Question: For each of the histograms, guess what the mean, median, and standard deviations must be. petal_length_iris mean:3.3 median:3.5 standard deviation: 4.6
petal_length_set mean:1.5 median:1.4 standard deviation: 2.6
petal_length_vir mean:5.7 median:5.2 standard deviation: 3.7
petal_length_ver mean:4.2 median:4.1 standard deviation: 1.2 Use the summary command to get the summary statistics of iris, setosa, virgnica, and versicolor.
summary(iris)
## Sepal.Length Sepal.Width Petal.Length Petal.Width
## Min. :4.300 Min. :2.000 Min. :1.000 Min. :0.100
## 1st Qu.:5.100 1st Qu.:2.800 1st Qu.:1.600 1st Qu.:0.300
## Median :5.800 Median :3.000 Median :4.350 Median :1.300
## Mean :5.843 Mean :3.057 Mean :3.758 Mean :1.199
## 3rd Qu.:6.400 3rd Qu.:3.300 3rd Qu.:5.100 3rd Qu.:1.800
## Max. :7.900 Max. :4.400 Max. :6.900 Max. :2.500
## Species
## setosa :50
## versicolor:50
## virginica :50
##
##
##
summary(setosa)
## Sepal.Length Sepal.Width Petal.Length Petal.Width
## Min. :4.300 Min. :2.300 Min. :1.000 Min. :0.100
## 1st Qu.:4.800 1st Qu.:3.200 1st Qu.:1.400 1st Qu.:0.200
## Median :5.000 Median :3.400 Median :1.500 Median :0.200
## Mean :5.006 Mean :3.428 Mean :1.462 Mean :0.246
## 3rd Qu.:5.200 3rd Qu.:3.675 3rd Qu.:1.575 3rd Qu.:0.300
## Max. :5.800 Max. :4.400 Max. :1.900 Max. :0.600
## Species
## setosa :50
## versicolor: 0
## virginica : 0
##
##
##
summary(virginica)
## Sepal.Length Sepal.Width Petal.Length Petal.Width
## Min. :4.900 Min. :2.200 Min. :4.500 Min. :1.400
## 1st Qu.:6.225 1st Qu.:2.800 1st Qu.:5.100 1st Qu.:1.800
## Median :6.500 Median :3.000 Median :5.550 Median :2.000
## Mean :6.588 Mean :2.974 Mean :5.552 Mean :2.026
## 3rd Qu.:6.900 3rd Qu.:3.175 3rd Qu.:5.875 3rd Qu.:2.300
## Max. :7.900 Max. :3.800 Max. :6.900 Max. :2.500
## Species
## setosa : 0
## versicolor: 0
## virginica :50
##
##
##
summary(versicolor)
## Sepal.Length Sepal.Width Petal.Length Petal.Width Species
## Min. :4.900 Min. :2.000 Min. :3.00 Min. :1.000 setosa : 0
## 1st Qu.:5.600 1st Qu.:2.525 1st Qu.:4.00 1st Qu.:1.200 versicolor:50
## Median :5.900 Median :2.800 Median :4.35 Median :1.300 virginica : 0
## Mean :5.936 Mean :2.770 Mean :4.26 Mean :1.326
## 3rd Qu.:6.300 3rd Qu.:3.000 3rd Qu.:4.60 3rd Qu.:1.500
## Max. :7.000 Max. :3.400 Max. :5.10 Max. :1.800
Do you notice any differences in the summary statistics for the full dataset ‘iris’ vs the summary statistics for the datasets virginica, setosa, and versicolor? Mention at least two such observation. YOUR ANSWER
The first quartile of petal_length_iris is considerably less than the first quartiles of the other datasets.
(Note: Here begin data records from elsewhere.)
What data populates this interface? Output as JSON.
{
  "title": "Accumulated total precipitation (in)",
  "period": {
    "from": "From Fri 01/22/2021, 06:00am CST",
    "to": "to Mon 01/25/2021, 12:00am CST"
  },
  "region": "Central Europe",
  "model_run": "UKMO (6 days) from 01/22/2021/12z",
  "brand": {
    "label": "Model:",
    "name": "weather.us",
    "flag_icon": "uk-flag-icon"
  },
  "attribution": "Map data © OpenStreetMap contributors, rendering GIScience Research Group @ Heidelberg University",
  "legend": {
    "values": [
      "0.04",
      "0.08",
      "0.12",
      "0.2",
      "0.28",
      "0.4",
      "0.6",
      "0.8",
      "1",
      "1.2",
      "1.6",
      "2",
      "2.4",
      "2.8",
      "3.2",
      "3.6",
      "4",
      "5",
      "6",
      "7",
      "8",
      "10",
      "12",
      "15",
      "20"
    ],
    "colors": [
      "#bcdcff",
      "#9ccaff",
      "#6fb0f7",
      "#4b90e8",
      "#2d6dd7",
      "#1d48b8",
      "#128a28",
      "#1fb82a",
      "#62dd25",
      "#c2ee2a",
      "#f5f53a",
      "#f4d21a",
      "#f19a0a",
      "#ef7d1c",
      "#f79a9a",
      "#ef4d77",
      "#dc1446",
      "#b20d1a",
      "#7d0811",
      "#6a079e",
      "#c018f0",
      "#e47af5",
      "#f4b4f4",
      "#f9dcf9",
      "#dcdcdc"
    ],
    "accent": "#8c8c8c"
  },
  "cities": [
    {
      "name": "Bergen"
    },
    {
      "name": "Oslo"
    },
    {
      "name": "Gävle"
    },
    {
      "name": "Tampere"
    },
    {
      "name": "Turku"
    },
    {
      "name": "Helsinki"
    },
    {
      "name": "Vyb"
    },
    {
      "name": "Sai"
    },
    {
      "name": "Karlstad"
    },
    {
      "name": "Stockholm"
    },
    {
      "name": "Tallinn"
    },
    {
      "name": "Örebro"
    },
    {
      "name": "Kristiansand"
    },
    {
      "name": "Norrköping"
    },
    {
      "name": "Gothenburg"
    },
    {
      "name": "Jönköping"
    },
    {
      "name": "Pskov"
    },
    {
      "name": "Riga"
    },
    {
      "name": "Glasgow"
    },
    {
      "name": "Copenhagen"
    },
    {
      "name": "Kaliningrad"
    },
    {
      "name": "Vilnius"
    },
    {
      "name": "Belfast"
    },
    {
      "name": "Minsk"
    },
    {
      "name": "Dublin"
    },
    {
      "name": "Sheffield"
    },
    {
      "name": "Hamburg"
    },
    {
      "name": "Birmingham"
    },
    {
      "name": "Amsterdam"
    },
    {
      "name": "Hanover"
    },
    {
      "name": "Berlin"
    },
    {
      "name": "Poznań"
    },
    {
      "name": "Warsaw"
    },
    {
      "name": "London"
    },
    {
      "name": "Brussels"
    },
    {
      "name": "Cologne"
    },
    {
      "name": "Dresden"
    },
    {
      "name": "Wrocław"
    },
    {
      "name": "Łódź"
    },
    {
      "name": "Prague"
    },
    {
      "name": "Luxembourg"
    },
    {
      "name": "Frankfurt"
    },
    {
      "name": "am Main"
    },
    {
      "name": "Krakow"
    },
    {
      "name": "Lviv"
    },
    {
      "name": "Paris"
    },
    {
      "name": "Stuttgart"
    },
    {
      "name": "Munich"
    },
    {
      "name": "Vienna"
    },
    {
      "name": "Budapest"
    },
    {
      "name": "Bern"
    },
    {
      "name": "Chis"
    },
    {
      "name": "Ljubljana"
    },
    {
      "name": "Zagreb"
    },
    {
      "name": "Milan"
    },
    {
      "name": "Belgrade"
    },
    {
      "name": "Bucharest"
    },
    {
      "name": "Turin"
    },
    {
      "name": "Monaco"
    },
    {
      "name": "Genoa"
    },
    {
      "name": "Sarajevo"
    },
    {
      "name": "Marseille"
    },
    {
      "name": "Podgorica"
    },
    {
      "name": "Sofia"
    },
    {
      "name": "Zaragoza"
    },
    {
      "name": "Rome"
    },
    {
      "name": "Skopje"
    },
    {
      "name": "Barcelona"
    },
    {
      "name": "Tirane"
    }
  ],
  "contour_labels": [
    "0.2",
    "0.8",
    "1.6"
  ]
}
The third quartile of petal_length_iris is considerably more than the third quartile of petal_length_set.
Now compute box-plots for the variable Petal.Lenght of the dataframe iris (you will have three boxplots side by side).
boxplot(petal_length_set)
boxplot(petal_length_ver)
boxplot(petal_length_vir)
Using the boxplot, what can you say about the petal length of the three species with respect to each other? Can you identify any overlapping data?
All the values of setosa are much smaller than that of the other boxplots. The medians of versicolor and virginica are relatively comparable.